Diário de Bordo - 22 e 23 de dezembro - Marabá - São Luís - Rogério Almeida
Partida
Eu voltar pro interior.
Vou me casar com Terezinha. Vou trabalhar de encanador. Ou lavrador.
Manhã de 22 de
dezembro. Marabá. Sudeste paraense. Amazônia. Tempo de chuva. Vésperas do
nascimento de Jesus Cristo, dizem, o filho de Deus. Busão lotado. Criança
saindo pelo ladrão. Gritos. Gente entulhada de bagulho. Despedidas na
plataforma. Lágrimas. Vestes exalando odor de outras estradas. Poeira de outros
rincões. Famílias de muitas paragens: Piauí, Ceará....Maranhão. Gente indo ao
encontro dos seus celebrar a quadra natalina. Talvez eu chegue amanhã em São
Luís. Busão lotado. Muitos sotaques. Batalhão de histórias. Nenhuma nação.
KM 06
O ocaso da minha vida o dado não abolirá
Tempo nublado. Penduricalhos toscos enfeitam a rodoviária do km 06 em Marabá. A canção sertaneja enche o ambiente farto de gente em trânsito. É daqui que as pessoas alcançam a estação de trem da Vale. Crianças vendem água, maçã, castanha....bolos....Daqui até Santa Inês são onze horas de sacode.
Destino
Minha vida é andar por este país. Pra ver se um dia descanso feliz...
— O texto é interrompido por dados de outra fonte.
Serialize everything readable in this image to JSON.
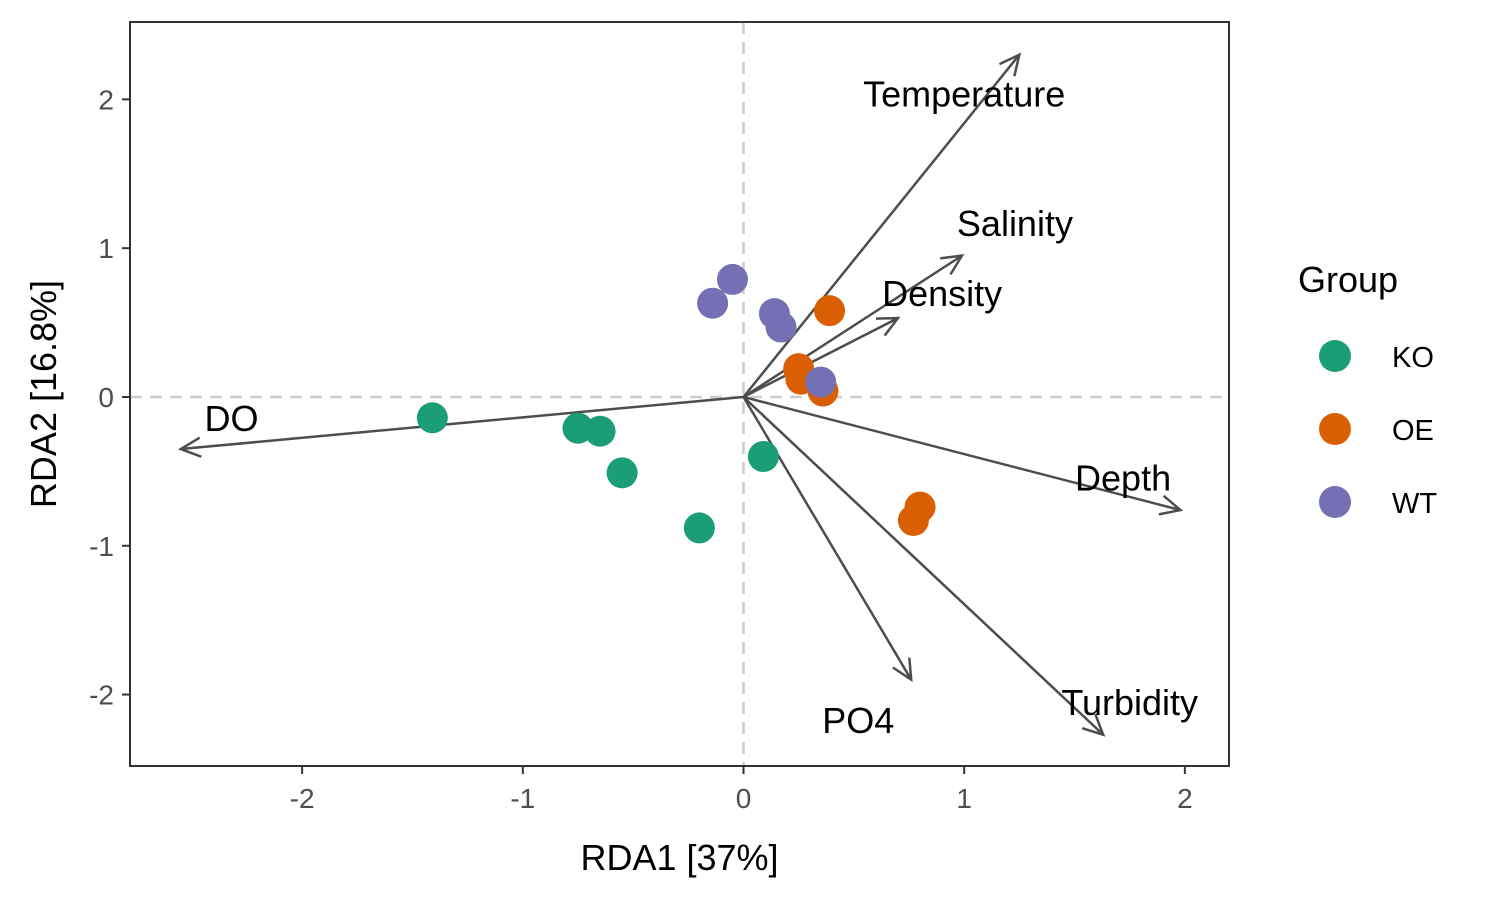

Recife é o destino do busao da Guanabara. Rock e
sertanejo é a trilha sonora. Vez em quando ecoa um louvor. Historias de vida e
de morte quebram a monotonia da viagem. Crianças dormem. A canção de Pablo parece
um encosto: Saudade meu bebê... Em Marabá ela foi por uns 10 dias a alvorada.
Na madrugada o apito do trem da Vale sufocava o latido dos cães. O barulho dos
grilos. A sinfonia dos sapos. Os ruídos dos coitos. Menos o saque.
Araguaia-
Tocantins
E voltar pra casa todo fim de ano....cantando um
bolero de Waldick Soriano
Duas pontes ajudam a superar os rios Araguaia e Tocantins
na região do Bico do Papagaio no trajeto de Marabá a Imperatriz. Antes eram as
balsas que acudiam a travessia. O barato era consumir peixe frito nos
entrepostos no intervalo de tempo de espera das embarcações. Tudo improvisado.
Latas de tintas forradas com barro serviam de fogareiro. Farinha de puba e
pimenta compunham o luxuoso acompanhamento. Ali nasceu o merchadising. Os
empreendedores da beira do rio não ocultavam a marca Suvinil.
Saque
no trecho
Lua. Oh lua cor de
prata. Me diga por favor, aonde anda aquela ingrata...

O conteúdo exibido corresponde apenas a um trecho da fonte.